Grants development officer Alex Morris explained,
"The woods we are recruiting for the pilot scheme will be those where planned and controlled grazing by domestic livestock is most likely to improve or maintain the existing or future biodiversity within their wooded ecosystems.
"The purpose of the pilot scheme is so that we can develop practical advice for managers and also accurately assess what costs are involved in this type of woodland management. Once we have this information we can produce best practice guidance, finalise the grant and make it more widely available to interested woodland managers.
"In the past, we have compensated farmers for completely excluding livestock from woodland, but this new grant will enable us to adopt a much more refined and targeted approach to livestock grazing in woodland. That's because controlled livestock grazing, especially by cattle, can help to maintain biodiversity in open, wooded ecosystems.
"Livestock can maintain non-wooded areas within woodlands, and suppress weeds. They can also encourage tree regeneration by helping to prepare the site, for example, by disturbing the soil in the autumn as seeds are about to fall.
"Some wildlife species of high conservation importance, especially butterflies such as pearl-bordered and marsh fritillaries, actually depend for their survival on grazed areas in woodland."
The pilot scheme will last between five and 10 years, depending on results. Woodland owners who take part in the pilot scheme will receive ?100 per hectare per year for the duration, in addition to 60% or 90% of Scottish Forestry Grants Scheme (SFGS) standard costs for eligible operations.
In common with most grants from the SFGS, the new Controlled Livestock Grazing in Woodland Stewardship Grant, as it will be known, will usually pay 60 per cent of the land manager's agreed costs. However it will pay 90 per cent of agreed costs for work that will benefit native woodland, Sites of Special Scientific Interest, Natura sites, woodland habitat action plans and species action plans, and scheduled ancient monuments in a woodland setting. Applications for sites already in receipt of Farmland Premium or one of its predecessors may be eligible if the Commission and the Scottish Executive's Environment & Rural Affairs Department (SEERAD) agree that significant conservation benefits will result.
Further information is available from Forestry Commission Scotland's regional Conservancy offices at Dingwall, Huntly, Perth, Clydebank (Hamilton from July 1st), Dumfries and Galashiels.
NOTES TO EDITOR:
The Scottish Forestry Grants Scheme makes a range of grants available to help land managers to plant, regenerate, manage and improve forests and woods.
The Farmland Premium and its predecessor, the Farm Woodland Premium Scheme, pay farmers an annual sum for up to 15 years in compensation for income they have given up from land that has been converted to woodland.
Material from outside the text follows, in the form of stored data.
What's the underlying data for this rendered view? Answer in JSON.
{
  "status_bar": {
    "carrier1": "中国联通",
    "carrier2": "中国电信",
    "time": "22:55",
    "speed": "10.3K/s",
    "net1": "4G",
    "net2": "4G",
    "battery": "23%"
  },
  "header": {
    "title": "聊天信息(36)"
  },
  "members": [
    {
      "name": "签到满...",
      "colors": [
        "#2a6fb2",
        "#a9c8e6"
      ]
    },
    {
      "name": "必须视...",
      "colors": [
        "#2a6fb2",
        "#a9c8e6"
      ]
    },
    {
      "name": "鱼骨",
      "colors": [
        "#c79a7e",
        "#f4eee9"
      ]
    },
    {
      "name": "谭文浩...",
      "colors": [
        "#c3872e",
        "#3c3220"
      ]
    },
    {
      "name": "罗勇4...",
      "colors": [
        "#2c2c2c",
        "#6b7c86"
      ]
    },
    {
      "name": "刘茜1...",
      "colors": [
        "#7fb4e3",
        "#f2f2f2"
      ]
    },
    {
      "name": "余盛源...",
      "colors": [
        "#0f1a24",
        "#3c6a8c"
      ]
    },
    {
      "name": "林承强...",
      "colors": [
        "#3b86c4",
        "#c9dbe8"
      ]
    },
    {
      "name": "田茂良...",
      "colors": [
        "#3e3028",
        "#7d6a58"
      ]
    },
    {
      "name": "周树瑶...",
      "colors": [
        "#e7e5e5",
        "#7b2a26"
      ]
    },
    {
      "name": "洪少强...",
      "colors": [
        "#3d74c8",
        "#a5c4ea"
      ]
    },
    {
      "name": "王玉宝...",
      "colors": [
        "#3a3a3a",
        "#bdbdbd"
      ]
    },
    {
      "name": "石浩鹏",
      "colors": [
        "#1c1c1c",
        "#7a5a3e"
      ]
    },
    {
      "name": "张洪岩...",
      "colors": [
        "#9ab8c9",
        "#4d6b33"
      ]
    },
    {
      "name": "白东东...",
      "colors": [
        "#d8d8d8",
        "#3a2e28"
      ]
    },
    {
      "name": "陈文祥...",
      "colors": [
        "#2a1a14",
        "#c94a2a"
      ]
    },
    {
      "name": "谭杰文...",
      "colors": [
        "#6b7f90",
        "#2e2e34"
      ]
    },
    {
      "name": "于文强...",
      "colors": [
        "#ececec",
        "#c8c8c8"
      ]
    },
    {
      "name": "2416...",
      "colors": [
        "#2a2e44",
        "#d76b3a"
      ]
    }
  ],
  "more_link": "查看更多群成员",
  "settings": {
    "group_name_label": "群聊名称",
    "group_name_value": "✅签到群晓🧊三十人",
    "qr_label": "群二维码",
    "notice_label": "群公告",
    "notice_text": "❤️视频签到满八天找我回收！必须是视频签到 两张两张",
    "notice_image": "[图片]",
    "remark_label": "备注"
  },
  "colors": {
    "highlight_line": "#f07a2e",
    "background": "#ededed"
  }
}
Forestry Commission Scotland serves as the Scottish Executive's forestry department. It supports other woodland owners with grants, felling licences, advice and regulation; manages 666,000 hectares of national forest land owned by Scottish Ministers for multiple benefits including timber production, nature conservation, public recreation, and rural and community development; promotes the benefits of forests and forestry; and advises Ministers on forestry policy.